J’ai beaucoup fluctué. Pendant longtemps, ma réponse personnelle a été que je trouvais ces experts très importants… et que je ne le ferais pour rien au monde. Mais si je ne le fais pas, quelqu’un d’autre le fera si on le lui demande. Je serais intéressée de savoir combien d’experts ont dit non avant que ceux qui ont fini par témoigner n’aient dit oui. La conclusion à laquelle je suis parvenue est qu’une approche plus holistique consiste à ce que toutes les personnes impliquées, et pas seulement les avocats, soient plus conscientes du fait qu’aucun d’entre eux n’a de contrôle sur le récit qui émerge de la salle d’audience, et donc à accepter davantage les nuances, les défis, les incertitudes qui vont émerger dans le témoignage d’un expert en histoire. Ils sont tellement inévitables que si vous ne les acceptez pas, l’histoire que vous essayez d’écrire s’en trouvera complètement minée.

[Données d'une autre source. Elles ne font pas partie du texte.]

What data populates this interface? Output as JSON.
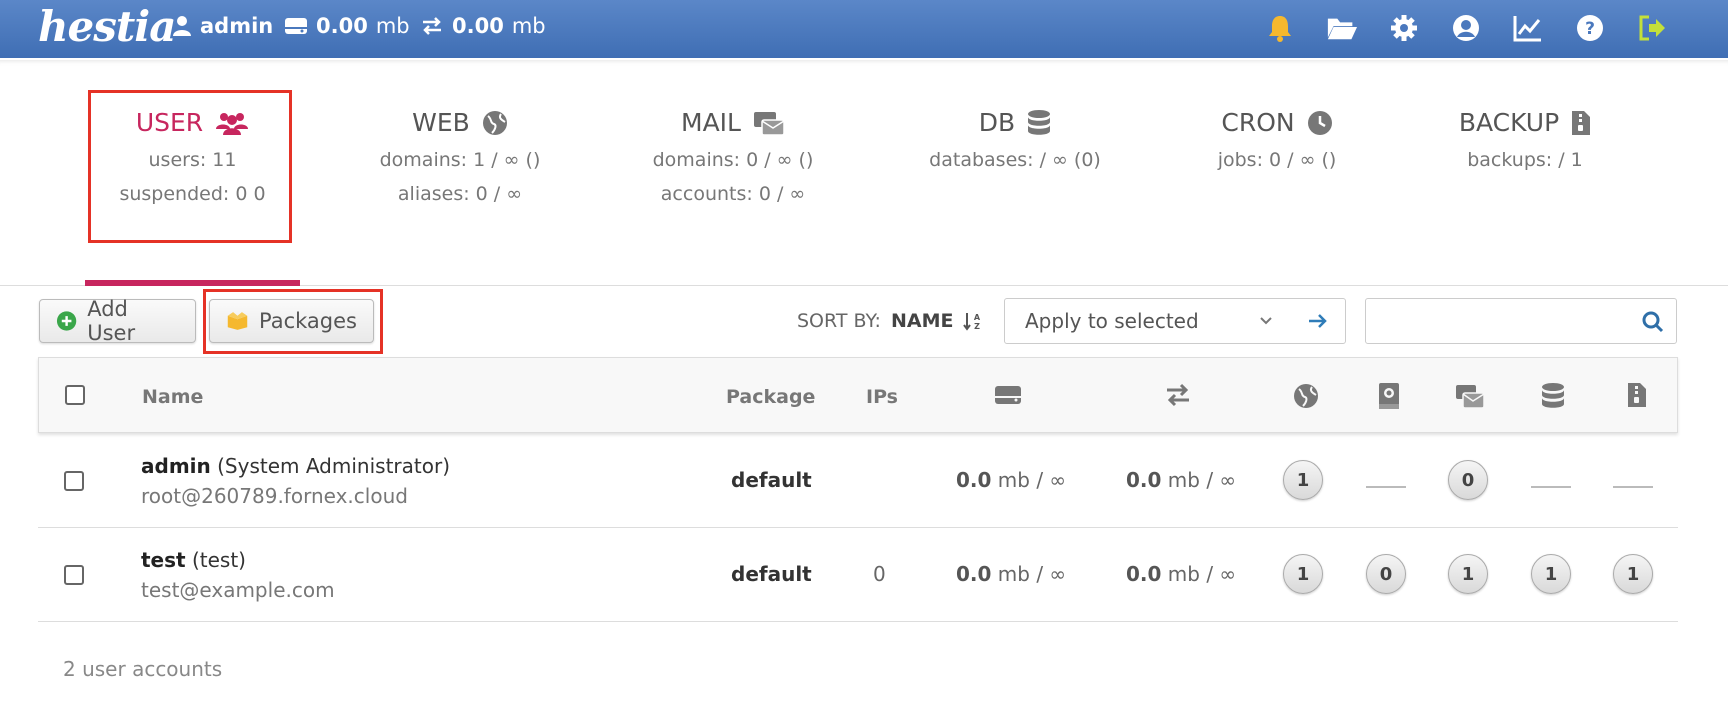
{
  "header": {
    "logo": "hestia",
    "user": "admin",
    "disk_value": "0.00",
    "disk_unit": "mb",
    "bandwidth_value": "0.00",
    "bandwidth_unit": "mb"
  },
  "tabs": [
    {
      "title": "USER",
      "line1": "users: 11",
      "line2": "suspended: 0 0"
    },
    {
      "title": "WEB",
      "line1": "domains: 1 / ∞ ()",
      "line2": "aliases: 0 / ∞"
    },
    {
      "title": "MAIL",
      "line1": "domains: 0 / ∞ ()",
      "line2": "accounts: 0 / ∞"
    },
    {
      "title": "DB",
      "line1": "databases: / ∞ (0)",
      "line2": ""
    },
    {
      "title": "CRON",
      "line1": "jobs: 0 / ∞ ()",
      "line2": ""
    },
    {
      "title": "BACKUP",
      "line1": "backups: / 1",
      "line2": ""
    }
  ],
  "toolbar": {
    "add_user": "Add User",
    "packages": "Packages",
    "sort_label": "SORT BY:",
    "sort_value": "NAME",
    "apply_selected": "Apply to selected",
    "search_placeholder": ""
  },
  "table": {
    "headers": {
      "name": "Name",
      "package": "Package",
      "ips": "IPs"
    },
    "rows": [
      {
        "username": "admin",
        "fullname": "(System Administrator)",
        "email": "root@260789.fornex.cloud",
        "package": "default",
        "ips": "",
        "disk_value": "0.0",
        "disk_suffix": "mb / ∞",
        "bw_value": "0.0",
        "bw_suffix": "mb / ∞",
        "web": "1",
        "dns": "",
        "mail": "0",
        "db": "",
        "backup": ""
      },
      {
        "username": "test",
        "fullname": "(test)",
        "email": "test@example.com",
        "package": "default",
        "ips": "0",
        "disk_value": "0.0",
        "disk_suffix": "mb / ∞",
        "bw_value": "0.0",
        "bw_suffix": "mb / ∞",
        "web": "1",
        "dns": "0",
        "mail": "1",
        "db": "1",
        "backup": "1"
      }
    ]
  },
  "footer": {
    "count": "2 user accounts"
  },
  "colors": {
    "accent": "#c7265e",
    "header": "#4a78bd",
    "highlight": "#e53226"
  }
}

Robert Donia, qui a témoigné à plusieurs reprises devant le Tribunal de l’Onu pour l’ex-Yougoslavie, de la même manière que Des Forges l’a fait devant le TPIR, disait toujours que les mots les plus précieux qu’un témoin expert pouvait prononcer étaient les suivants : je ne sais pas. Mais souvent, lorsqu’un expert dit « je ne sais pas », il est tout à fait conscient que quelqu’un tentera de saper tout ce qu’il dira en se basant sur le fait qu’il ne sait pas cette seule chose. Ce que j’ai vraiment observé au cours des procès, c’est qu’il est important pour les experts d’être moins sur la défensive en ce qui concerne leur expertise – je dis cela en toute tranquillité, assise dans une salle où personne ne me contre-interroge devant cinq accusés et dix avocats…

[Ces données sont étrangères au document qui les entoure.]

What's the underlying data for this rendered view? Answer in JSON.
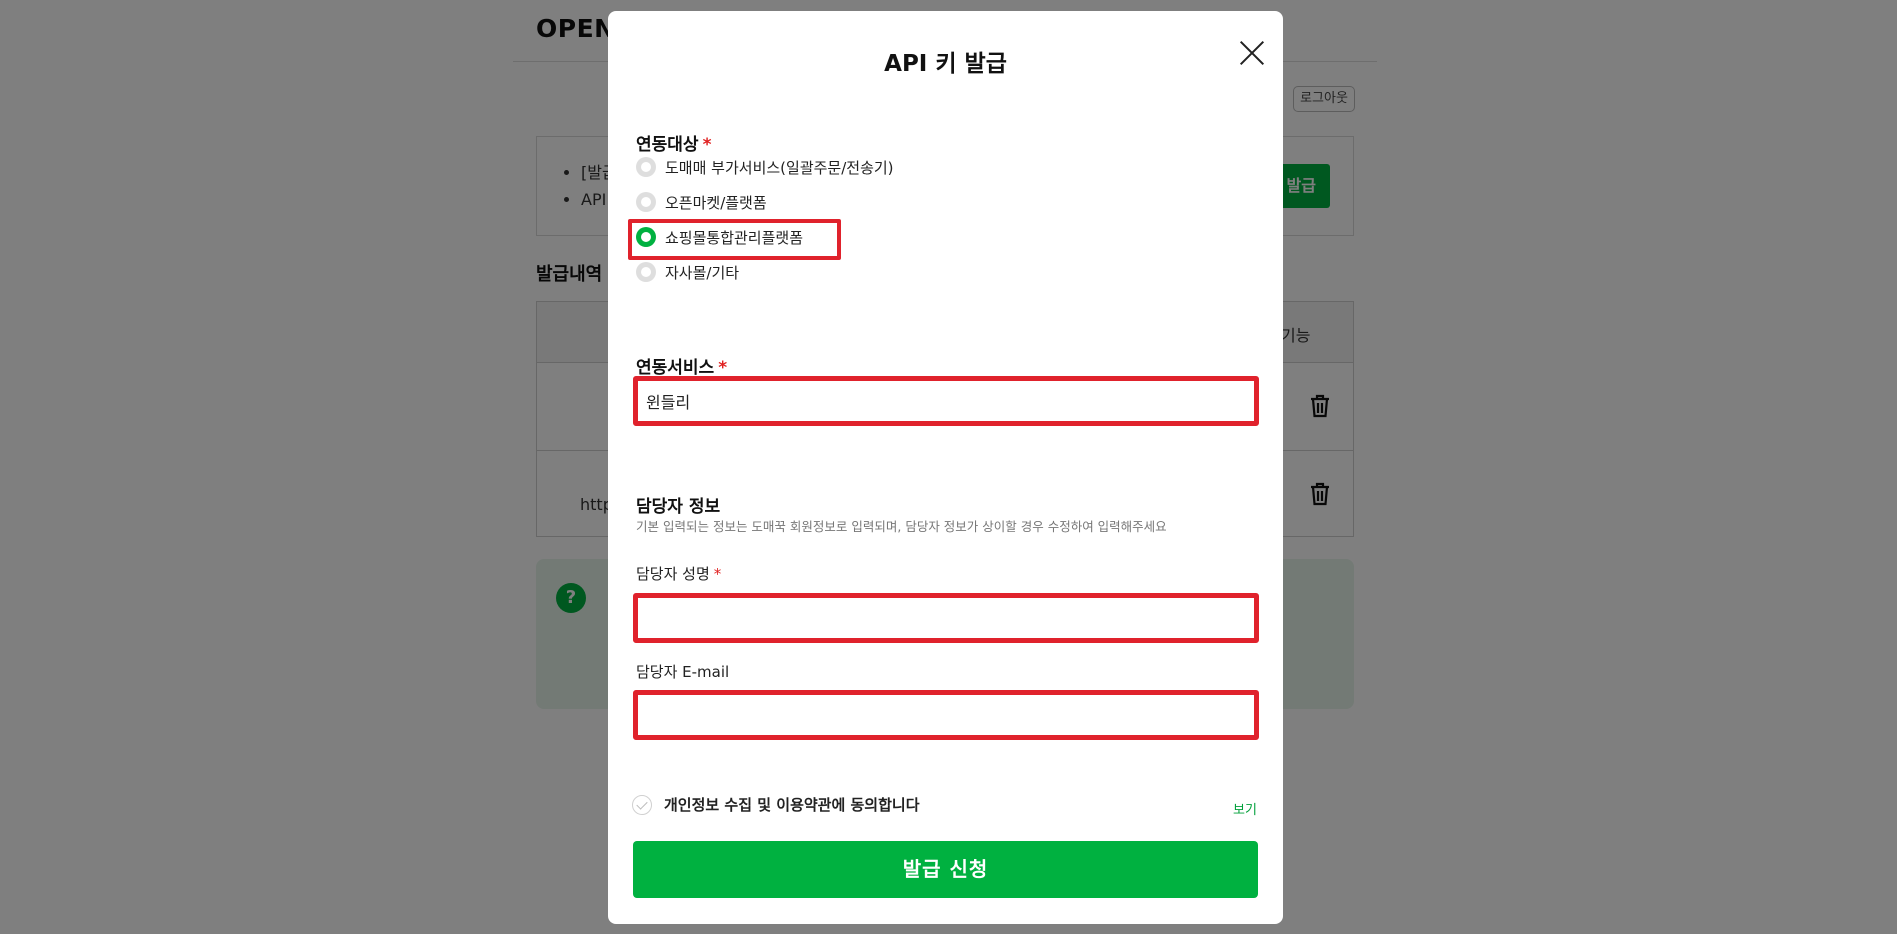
{
  "background": {
    "title": "OPEN",
    "logout_label": "로그아웃",
    "notice_items": [
      "[발급",
      "API"
    ],
    "issue_button_label": "발급",
    "history_title": "발급내역",
    "table_header_function": "기능",
    "row_url_prefix": "http",
    "help_icon_glyph": "?"
  },
  "modal": {
    "title": "API 키 발급",
    "integration_target": {
      "label": "연동대상",
      "required_mark": "*",
      "options": [
        {
          "label": "도매매 부가서비스(일괄주문/전송기)",
          "checked": false
        },
        {
          "label": "오픈마켓/플랫폼",
          "checked": false
        },
        {
          "label": "쇼핑몰통합관리플랫폼",
          "checked": true
        },
        {
          "label": "자사몰/기타",
          "checked": false
        }
      ]
    },
    "integration_service": {
      "label": "연동서비스",
      "required_mark": "*",
      "value": "윈들리"
    },
    "manager": {
      "section_title": "담당자 정보",
      "help_text": "기본 입력되는 정보는 도매꾹 회원정보로 입력되며, 담당자 정보가 상이할 경우 수정하여 입력해주세요",
      "name_label": "담당자 성명",
      "name_required_mark": "*",
      "name_value": "",
      "email_label": "담당자 E-mail",
      "email_value": ""
    },
    "agreement": {
      "label": "개인정보 수집 및 이용약관에 동의합니다",
      "view_link": "보기"
    },
    "submit_label": "발급 신청"
  }
}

il faut comprendre que lorsque l’histoire est introduite dans ce système accusatoire, elle est déformée

C’est également le système accusatoire qui permet cette attitude défensive, car il s’agit d’un exercice intrinsèquement hostile, ce qui n’est pas le cas d’un système plus inquisitoire. Il y règne une telle compétition qu’il s’agit d’un jeu à somme nulle, alors qu’en réalité, « je ne sais pas » et « j’ai eu tort » sont deux choses différentes. Les juges peuvent peut-être aussi en tirer des leçons : il faut comprendre que lorsque l’histoire est introduite dans ce système accusatoire, elle est déformée de telle manière que toute personne qui la lit doit le prendre en compte lorsqu’elle doit déterminer ce qui est utilisable et ce qui ne l’est pas.

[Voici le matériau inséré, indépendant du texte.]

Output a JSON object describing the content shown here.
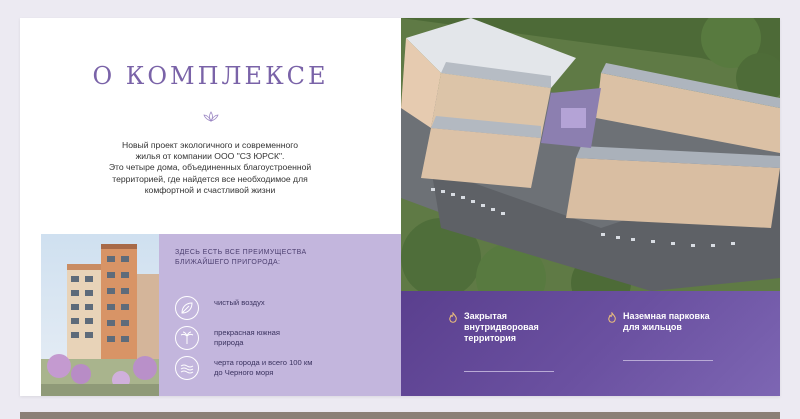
{
  "section": {
    "title": "О КОМПЛЕКСЕ",
    "description_lines": [
      "Новый проект экологичного и современного",
      "жилья от компании ООО \"СЗ ЮРСК\".",
      "Это четыре дома, объединенных благоустроенной",
      "территорией, где найдется все необходимое для",
      "комфортной и счастливой жизни"
    ]
  },
  "advantages": {
    "heading_line1": "ЗДЕСЬ ЕСТЬ ВСЕ ПРЕИМУЩЕСТВА",
    "heading_line2": "БЛИЖАЙШЕГО ПРИГОРОДА:",
    "items": [
      {
        "icon": "leaf-icon",
        "line1": "чистый воздух",
        "line2": ""
      },
      {
        "icon": "palm-icon",
        "line1": "прекрасная южная",
        "line2": "природа"
      },
      {
        "icon": "waves-icon",
        "line1": "черта города и всего 100 км",
        "line2": "до Черного моря"
      }
    ]
  },
  "features": [
    {
      "icon": "flame-icon",
      "line1": "Закрытая",
      "line2": "внутридворовая",
      "line3": "территория"
    },
    {
      "icon": "flame-icon",
      "line1": "Наземная парковка",
      "line2": "для жильцов",
      "line3": ""
    }
  ],
  "colors": {
    "accent": "#7a63a8",
    "panel": "#c3b6dd",
    "purple": "#5a3f8e"
  }
}
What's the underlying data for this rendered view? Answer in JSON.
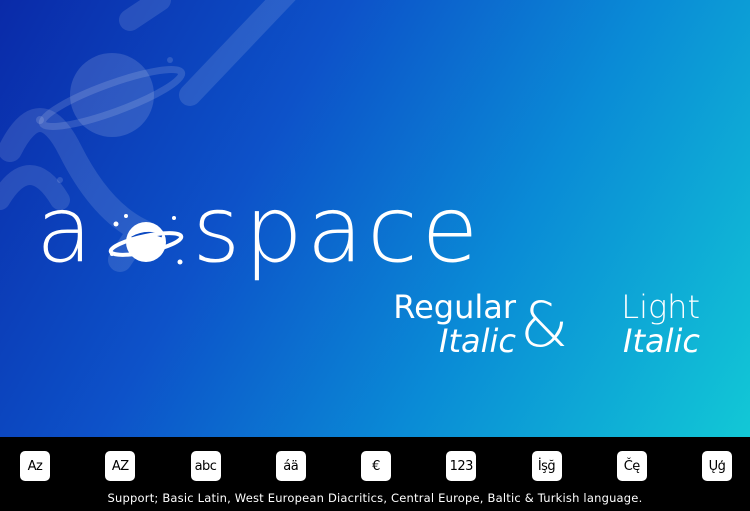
{
  "hero": {
    "brand_prefix": "a",
    "brand_suffix": "space",
    "planet_icon": "ringed-planet-icon",
    "styles": {
      "left_top": "Regular",
      "left_bottom": "Italic",
      "ampersand": "&",
      "right_top": "Light",
      "right_bottom": "Italic"
    },
    "colors": {
      "gradient_start": "#0a2aa8",
      "gradient_end": "#12c8d6",
      "text": "#ffffff"
    }
  },
  "glyph_samples": [
    "Az",
    "AZ",
    "abc",
    "áä",
    "€",
    "123",
    "İşğ",
    "Čę",
    "Ųģ"
  ],
  "support_text": "Support; Basic Latin, West European Diacritics, Central Europe, Baltic & Turkish language."
}
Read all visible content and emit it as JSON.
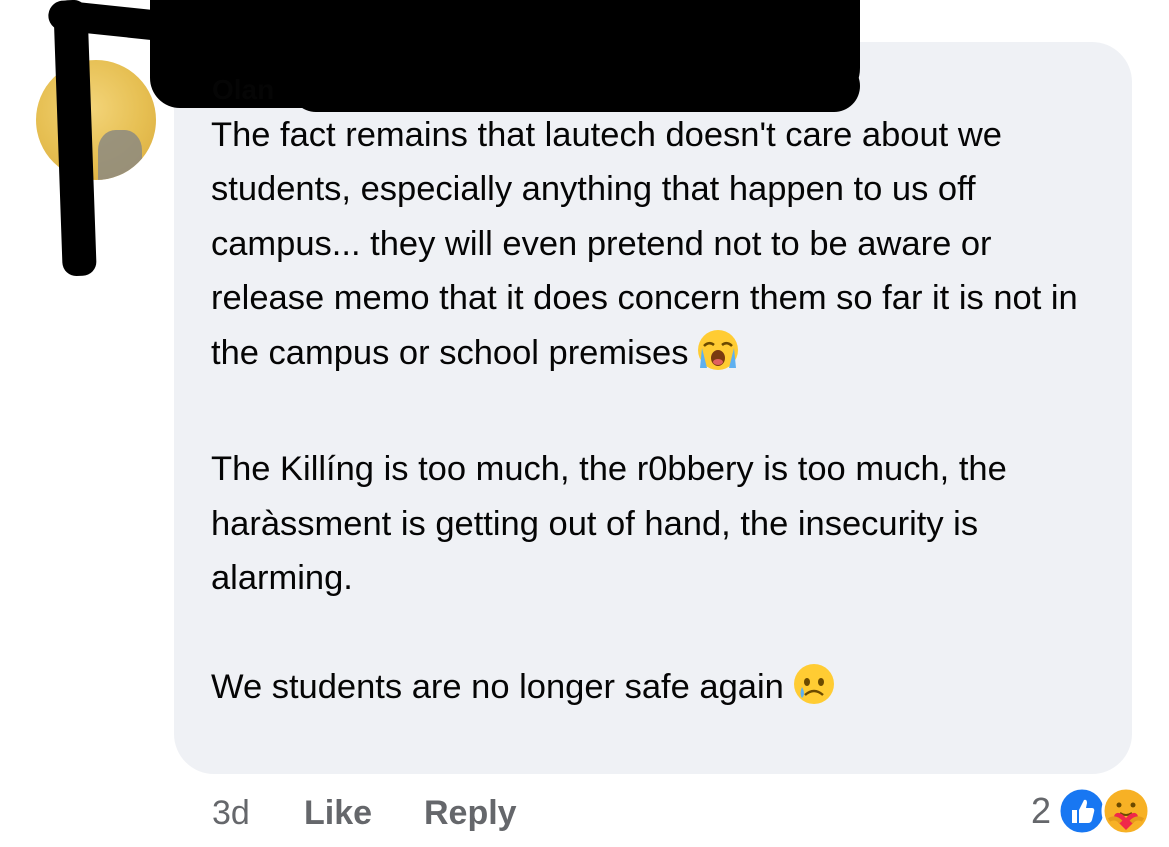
{
  "comment": {
    "author": "Olan",
    "paragraphs": [
      "The fact remains that lautech doesn't care about we students, especially anything that happen to us off campus... they will even pretend not to be aware or release memo that it does concern them so far it is not in the campus or school premises",
      "The Killíng is too much, the  r0bbery is too much, the haràssment is getting out of hand, the insecurity is alarming.",
      "We students are no longer safe again"
    ],
    "emoji_1": "loudly-crying-face-emoji",
    "emoji_2": "crying-face-emoji"
  },
  "footer": {
    "time": "3d",
    "like_label": "Like",
    "reply_label": "Reply",
    "reaction_count": "2",
    "reactions": [
      "like-icon",
      "care-icon"
    ]
  },
  "colors": {
    "bubble": "#eff1f5",
    "text": "#050505",
    "meta": "#65676b",
    "like_blue": "#1877f2"
  }
}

Finalement, existe-t-il un récit historique cohérent issu de près de trois décennies de procès au TPIR ?

Je souris parce que c’est la raison pour laquelle les avocats détestent les historiens : ma réponse est que cela dépend de la question que vous posez. Le problème d’un tribunal qui est une ressource pour l’histoire est qu’il a une telle autorité que l’utiliser comme ressource signifie inévitablement de vous voir poussée à argumenter en sa faveur ou contre lui. Vous êtes alors prise au piège du système accusatoire, car vous pensez au récit et votre instinct vous pousse à dire : était-ce juste ou était-ce faux ? Il est tout aussi facile de l’utiliser comme une ressource que de se laisser entraîner dans le jeu à somme nulle qu’est le système juridique accusatoire. Et bien sûr, il n’existe pas qu’un seul récit historique, il peut y avoir cinquante récits différents pour chaque accusé, pour chaque année après 1990.

LUCY GAYNOR

Lucy J. Gaynor est doctorante à l’université d’Amsterdam et au NIOD-Institut d’études sur la guerre, l’Holocauste et le génocide. Son doctorat, provisoirement intitulé « The Past is Never Dead : Historical Narratives in International Criminal Trials » (Le passé n’est jamais mort : récits historiques dans les procès pénaux internationaux), examine la narration de l’histoire par les témoins experts dans les salles d’audience internationales. En utilisant le Tribunal pénal international pour le Rwanda comme étude de cas, le projet prend un échantillon de 5 experts et de 8 procès pour réfléchir à l’impact du passage du temps sur les tentatives juridiques et historiques conjointes, coopératives ou disputées, pour raconter les atrocités de masse qui ont eu lieu au Rwanda en 1994.